On June 16, 1944, his frail, 5-foot-1, 95-pound body was strapped in to an electric chair at a state correctional facility in Columbia, S.C. Dictionaries had to be stacked on the seat of the chair so that he could properly sit in the seat. But even that didn’t help. When the first jolts of electricity hit him, the head mask reportedly slipped off, revealing the agony on his face and the tears streaming down his cheeks. Only after several more jolts of electricity did the boy die.
It was, without question, one of the greatest miscarriages of justice in U.S. history. Yet, decades later, 33 states in the United States still practice this barbaric form of so-called justice. And the way it has been applied to our community has been especially unjust — and discriminatory.
Since 1973, almost 30 years after Stinney’s execution, 141 people in 26 states have been exonerated from death row after new evidence cleared them of wrongdoing, according to the Death Penalty Information Center.
Seventy of those individuals were Black men and one was a Black woman, which accounts for more than half of the wrongfully convicted. Twelve of them were Latino.
Richard Dieter, executive director of the Death Penalty Information Center, says that race and other unjust factors determine who is sentenced to death.
“It’s those who are the most vulnerable,” Dieter told NewsOne in a phone interview. “If you have a poor lawyer or if you kill a White person, you’re more likely to get the death penalty.
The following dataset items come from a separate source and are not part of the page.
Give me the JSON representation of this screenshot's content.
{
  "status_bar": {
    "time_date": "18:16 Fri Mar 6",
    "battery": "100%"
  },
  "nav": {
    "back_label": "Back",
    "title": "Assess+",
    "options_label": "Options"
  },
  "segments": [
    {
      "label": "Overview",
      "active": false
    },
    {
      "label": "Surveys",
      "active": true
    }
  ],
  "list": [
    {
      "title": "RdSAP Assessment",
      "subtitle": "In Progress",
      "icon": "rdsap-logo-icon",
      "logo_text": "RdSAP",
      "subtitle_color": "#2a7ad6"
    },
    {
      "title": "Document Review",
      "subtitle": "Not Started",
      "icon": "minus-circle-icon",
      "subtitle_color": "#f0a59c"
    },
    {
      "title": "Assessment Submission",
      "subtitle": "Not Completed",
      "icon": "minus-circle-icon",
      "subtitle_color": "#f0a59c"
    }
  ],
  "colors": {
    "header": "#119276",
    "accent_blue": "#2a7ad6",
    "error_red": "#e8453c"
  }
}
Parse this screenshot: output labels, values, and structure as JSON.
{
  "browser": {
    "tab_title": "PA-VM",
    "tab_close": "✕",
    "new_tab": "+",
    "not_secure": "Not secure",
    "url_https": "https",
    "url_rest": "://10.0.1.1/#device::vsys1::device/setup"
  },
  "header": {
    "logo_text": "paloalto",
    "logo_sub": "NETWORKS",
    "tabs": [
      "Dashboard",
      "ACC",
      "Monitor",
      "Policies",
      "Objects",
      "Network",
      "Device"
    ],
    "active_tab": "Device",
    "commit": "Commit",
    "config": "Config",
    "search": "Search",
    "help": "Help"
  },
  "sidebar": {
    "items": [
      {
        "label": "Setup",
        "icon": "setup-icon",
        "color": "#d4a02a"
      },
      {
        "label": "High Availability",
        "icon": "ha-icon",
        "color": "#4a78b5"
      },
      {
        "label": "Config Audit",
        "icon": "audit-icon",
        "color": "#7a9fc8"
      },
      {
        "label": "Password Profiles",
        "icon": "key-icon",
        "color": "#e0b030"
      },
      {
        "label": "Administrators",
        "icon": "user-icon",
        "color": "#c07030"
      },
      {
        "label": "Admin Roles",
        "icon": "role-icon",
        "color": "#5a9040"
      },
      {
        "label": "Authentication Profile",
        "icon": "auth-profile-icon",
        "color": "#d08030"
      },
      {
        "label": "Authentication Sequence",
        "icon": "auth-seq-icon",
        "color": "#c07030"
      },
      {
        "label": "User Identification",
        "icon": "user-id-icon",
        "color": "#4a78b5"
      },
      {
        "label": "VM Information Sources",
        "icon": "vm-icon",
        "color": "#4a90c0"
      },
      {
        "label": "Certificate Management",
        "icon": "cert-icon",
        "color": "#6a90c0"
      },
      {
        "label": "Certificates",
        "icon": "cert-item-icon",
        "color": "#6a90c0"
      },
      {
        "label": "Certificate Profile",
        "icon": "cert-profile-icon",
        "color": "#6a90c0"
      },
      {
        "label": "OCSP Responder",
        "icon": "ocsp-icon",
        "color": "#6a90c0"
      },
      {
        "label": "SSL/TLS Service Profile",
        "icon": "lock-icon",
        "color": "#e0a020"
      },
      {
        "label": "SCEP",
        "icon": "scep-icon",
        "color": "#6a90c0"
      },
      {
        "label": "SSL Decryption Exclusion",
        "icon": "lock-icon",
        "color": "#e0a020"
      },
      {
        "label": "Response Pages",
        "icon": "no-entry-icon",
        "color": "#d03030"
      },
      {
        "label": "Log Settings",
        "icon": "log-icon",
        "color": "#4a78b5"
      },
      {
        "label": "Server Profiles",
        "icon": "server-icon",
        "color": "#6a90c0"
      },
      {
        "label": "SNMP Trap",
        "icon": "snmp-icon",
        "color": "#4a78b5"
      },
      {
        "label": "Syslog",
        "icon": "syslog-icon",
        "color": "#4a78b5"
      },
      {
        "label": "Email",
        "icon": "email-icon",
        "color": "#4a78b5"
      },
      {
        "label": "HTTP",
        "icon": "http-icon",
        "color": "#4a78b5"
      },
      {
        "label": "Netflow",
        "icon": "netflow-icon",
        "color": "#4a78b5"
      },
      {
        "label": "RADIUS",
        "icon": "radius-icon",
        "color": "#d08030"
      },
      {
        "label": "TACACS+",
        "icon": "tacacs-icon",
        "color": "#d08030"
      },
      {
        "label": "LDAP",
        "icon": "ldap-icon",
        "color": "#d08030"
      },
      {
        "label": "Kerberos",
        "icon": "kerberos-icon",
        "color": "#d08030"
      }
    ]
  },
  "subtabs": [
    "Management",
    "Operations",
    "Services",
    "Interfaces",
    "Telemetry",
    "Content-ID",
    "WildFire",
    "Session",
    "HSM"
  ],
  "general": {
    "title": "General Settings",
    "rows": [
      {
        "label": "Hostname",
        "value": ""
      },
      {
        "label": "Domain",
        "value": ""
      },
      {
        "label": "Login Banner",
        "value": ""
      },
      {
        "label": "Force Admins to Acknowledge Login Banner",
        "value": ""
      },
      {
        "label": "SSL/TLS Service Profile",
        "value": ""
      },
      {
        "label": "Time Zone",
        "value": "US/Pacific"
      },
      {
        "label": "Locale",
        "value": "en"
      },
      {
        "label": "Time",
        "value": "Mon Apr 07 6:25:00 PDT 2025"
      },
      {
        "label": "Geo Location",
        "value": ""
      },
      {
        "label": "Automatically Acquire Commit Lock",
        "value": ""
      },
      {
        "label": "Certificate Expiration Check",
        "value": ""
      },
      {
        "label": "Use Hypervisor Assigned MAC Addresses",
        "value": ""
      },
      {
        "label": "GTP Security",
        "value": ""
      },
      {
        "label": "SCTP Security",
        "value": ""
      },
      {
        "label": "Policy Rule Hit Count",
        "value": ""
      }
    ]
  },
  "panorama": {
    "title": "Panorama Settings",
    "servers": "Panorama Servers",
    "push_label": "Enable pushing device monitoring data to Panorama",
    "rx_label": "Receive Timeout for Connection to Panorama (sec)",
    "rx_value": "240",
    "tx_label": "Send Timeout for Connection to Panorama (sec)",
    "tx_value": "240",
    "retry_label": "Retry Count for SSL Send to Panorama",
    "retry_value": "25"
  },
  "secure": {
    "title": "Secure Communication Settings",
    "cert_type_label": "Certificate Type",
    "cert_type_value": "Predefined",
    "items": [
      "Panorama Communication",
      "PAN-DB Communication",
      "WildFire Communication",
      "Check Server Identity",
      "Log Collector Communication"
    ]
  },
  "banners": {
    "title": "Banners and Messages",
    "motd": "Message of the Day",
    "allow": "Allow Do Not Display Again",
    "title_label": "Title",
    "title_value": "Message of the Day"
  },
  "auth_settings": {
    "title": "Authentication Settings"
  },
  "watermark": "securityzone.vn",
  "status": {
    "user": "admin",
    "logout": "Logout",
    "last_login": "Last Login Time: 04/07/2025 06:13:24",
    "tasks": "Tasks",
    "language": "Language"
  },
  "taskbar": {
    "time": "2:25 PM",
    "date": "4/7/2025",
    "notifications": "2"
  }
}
If you kill someone in Texas, it’s different than if you are accused of killing someone in another state and that is terribly unfair.”
What is even more unfair is that, since 1977, the majority of death row defendants have been executed for killing White victims, according to Amnesty International. But more than half of all homicide victims are African American. A Yale University Law School study reports that Black defendants are sentenced to death at three times the rate of White defendants when the victim is White.
Things really have not changed since little George Stinney was executed for killing two White girls based on virtually no evidence and pure racism.
Diann Rust-Tierney, executive director of the National Coalition To Abolish The Death Penalty, told NewsOne in an interview that Stinney’s upcoming birthday should remind us all that a flawed method of administering justice for the victim is not just if it clearly targets a particular group of people.
“If we don’t care whether or not race is influencing these cases, how are we going to make the system care if it turns out that our children are not getting the education they need or we’re not getting a fair shake in mortgages?” Rust-Tierney asked. “That is what this is about.”
Her Washington, D.C.-based organization played a pivotal role in helping to abolish the death penalty for juveniles in the United States with its 1997 “Stop Killing Kids Campaign” that lead to South Dakota and Wyoming banning the practice for offenders under the age of 18. The U.S. Supreme Court outlawed the practice against juveniles in 2005.
Before the High Court’s ruling, however, 71 juveniles were on death row. Two-thirds of them where offenders of color, and more than two-thirds of their victims were white.
“For people of color, the criminal justice system has been designed to be about us and around us but never with us,” Rust-Tierney said.